We need a system for accessing the systems of a few dangerous criminals
that allows the government to PROVE at any point that it has not been
invasively scooping absolutely everything that belongs to absolutely
everybody.

In Broad Fuzzy Outlines leaving a million hard details and a hundred
refinements to be designed....

In order to get their backdoor key, perhaps, they have to interact with
a public block chain creating a blinded transaction.  And no valid block
can be created without unblinding the access transactions of blocks that
are turning more than (say) 180 days old.

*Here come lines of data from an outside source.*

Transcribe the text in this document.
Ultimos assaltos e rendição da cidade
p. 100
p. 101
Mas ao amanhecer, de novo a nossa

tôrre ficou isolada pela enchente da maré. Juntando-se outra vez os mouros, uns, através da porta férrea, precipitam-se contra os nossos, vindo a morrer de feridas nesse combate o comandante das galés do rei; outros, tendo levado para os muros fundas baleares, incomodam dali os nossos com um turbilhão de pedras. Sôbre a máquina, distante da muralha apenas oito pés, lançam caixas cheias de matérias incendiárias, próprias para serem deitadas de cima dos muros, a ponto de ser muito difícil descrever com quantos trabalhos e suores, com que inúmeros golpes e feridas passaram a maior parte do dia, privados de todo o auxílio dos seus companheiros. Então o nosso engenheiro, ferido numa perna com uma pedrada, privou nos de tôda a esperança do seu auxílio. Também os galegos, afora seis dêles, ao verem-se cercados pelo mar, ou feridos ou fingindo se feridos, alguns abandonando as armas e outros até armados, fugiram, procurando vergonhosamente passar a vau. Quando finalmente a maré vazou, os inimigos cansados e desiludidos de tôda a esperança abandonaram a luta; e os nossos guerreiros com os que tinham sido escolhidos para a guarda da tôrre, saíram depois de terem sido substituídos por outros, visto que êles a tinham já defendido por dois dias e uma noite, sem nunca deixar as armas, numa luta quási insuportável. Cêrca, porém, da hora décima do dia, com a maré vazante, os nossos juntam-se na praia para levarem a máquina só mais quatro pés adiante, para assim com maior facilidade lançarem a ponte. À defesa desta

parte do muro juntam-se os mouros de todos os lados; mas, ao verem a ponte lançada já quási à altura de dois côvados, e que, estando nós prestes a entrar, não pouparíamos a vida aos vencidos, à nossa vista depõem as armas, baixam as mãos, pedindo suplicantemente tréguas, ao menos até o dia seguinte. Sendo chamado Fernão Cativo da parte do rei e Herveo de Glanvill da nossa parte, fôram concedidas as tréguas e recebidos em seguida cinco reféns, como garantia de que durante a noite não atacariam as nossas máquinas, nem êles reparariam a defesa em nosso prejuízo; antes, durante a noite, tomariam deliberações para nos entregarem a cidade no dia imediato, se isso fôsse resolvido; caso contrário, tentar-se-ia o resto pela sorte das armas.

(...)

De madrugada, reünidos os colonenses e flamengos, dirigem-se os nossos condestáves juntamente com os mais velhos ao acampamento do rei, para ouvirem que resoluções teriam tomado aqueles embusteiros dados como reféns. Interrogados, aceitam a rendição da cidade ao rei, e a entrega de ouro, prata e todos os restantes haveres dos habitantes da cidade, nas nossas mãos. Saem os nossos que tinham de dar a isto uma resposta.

Because I get the idea that sometimes you have to have covert access for
the sake of a specific investigation, of a specific person for evidence
of a specific crime.  But if that access never becomes known to the
public, or if people CAN use it in the belief that their use of it will
never be known, then it is guaranteed to be abused.

Every morning, political and business reporters (and inevitably gossip
and tabloid reporters) and courtroom attorneys (and inevitably mobsters)
should be waking up, having a healthy breakfast, and consulting the
chain to see the backdoor accesses unmasked this morning.

Every morning, paranoids and tinfoil-hats who irrationally fear the
government (and inevitably mobsters and shysters and spies who have good
cause to fear the government) should be able to reassure themselves by
checking the chain to see whether it reveals today that a while ago
their own data was accessed.

Unmasking shouldn't be required for accesses less than 6 months old, so
that a legitimate law enforcement purpose can be served before the
targets become aware.  But unmasking must become absolutely certain
after some time so that people cannot be deceived about the extent or
nature of the access.

Unmasking a backdoor access should reveal whose data was accessed, who
accessed it, when it was accessed, what specifically they were looking
for, why they had probable cause to believe it was there, and what judge
signed the search warrant.

Even the masked transactions on the chain must be known to exist; Nobody
should ever be able to authorize some program that harvests 330 million
people's data one morning without it becoming known, on the same
morning, that 330 million accesses were made.